I read blog posts, forum posts, hints here and there. I mostly found unsourced hearsay and theories, including claims that the rumors were “officially” refuted. I found a snippet of an interview with Dominic Keating from 2002 where he said:
They’re not going to make him the first gay character on Star Trek like I read in TV Guide. They said that I would be the first gay character on Star Trek. And I (was) like, what? I’m playing another poof, I can’t believe it. Will this follow me around for the whole of my career? Not to say it disparagingly, but I have played a lot of gay characters because I’m good at it, I guess. But no, I don’t think he’s going to be that.
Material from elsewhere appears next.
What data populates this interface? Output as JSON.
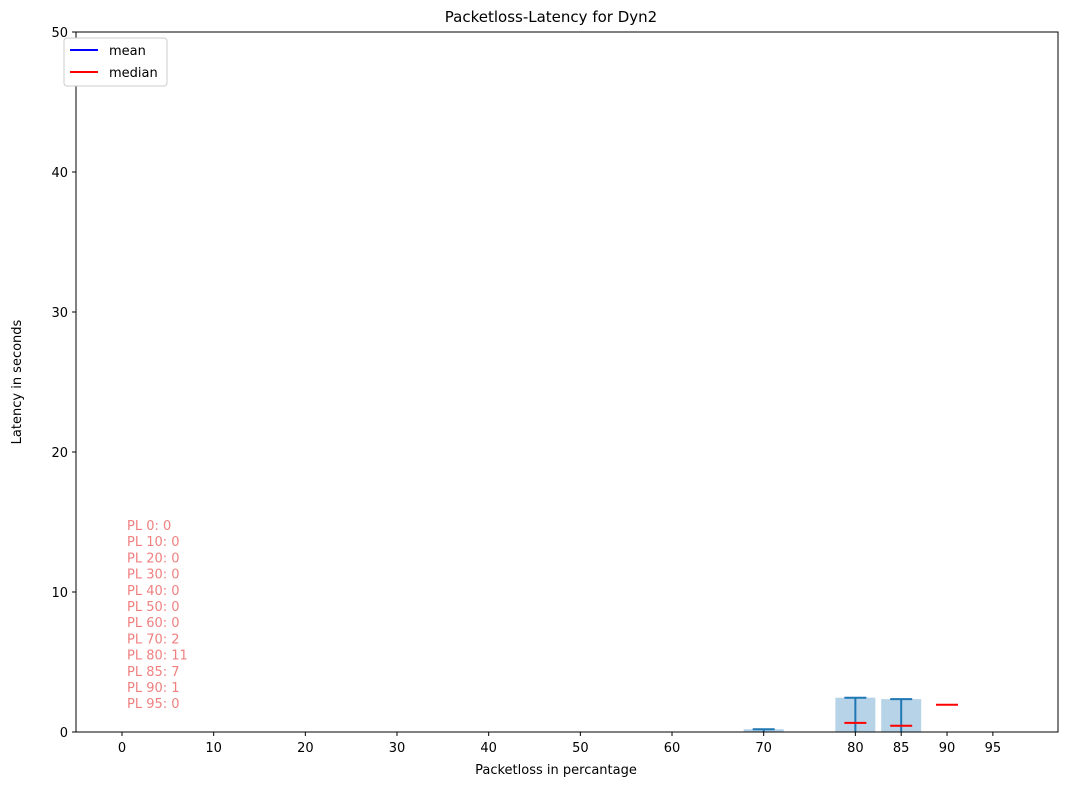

And, seven years we’ve got to go and I would imagine[sic] they’ll have us run the whole gamut.
This was not the good news I was looking for, but it hardly cleared anything up either. All the information I had found up to this point were quotes from Keating until I found this passage in Star Trek: The Human Frontier:
With the debut of Enterprise in 2001, hopes were high that Star Trek would finally include a gay character among the core cast and again fans were disappointed. The character of Malcom Reed… turned out to be solidly heterosexual. (236)
The passage also points out that Brannon Braga originally told Keating that Reed was gay, in order to “wind him up… something he assumed would embarrass Keating.” Sadly, I do not have the time to unpack my disappointment in Braga if this is true.
At this point you might be asking, hey writer, why the hell do you care?
I care because I care about Star Trek. I care if the people who watch it, we the people who are “infinite diversity in infinite combinations,” are represented. Everyone deserves to see themselves represented in media, especially on a show that prides itself on equality and diversity.
I care that Enterprise was canceled, cut off prematurely, just when it was starting to find its voice. I care that Malcom Reed could have brought more viewers to the show and that his character could have been the key to saving Star Trek from 12 years of television silence – not just because he would have represented a portion of the population that was previously unseen on Star Trek, but that he would have meant something more to people beyond his regular character development.
I tried to consider the time in which this show was produced and remember the prevailing attitudes toward LGBT people at that time (and now, and always). But this is Star Trek. There is a reason we expect better.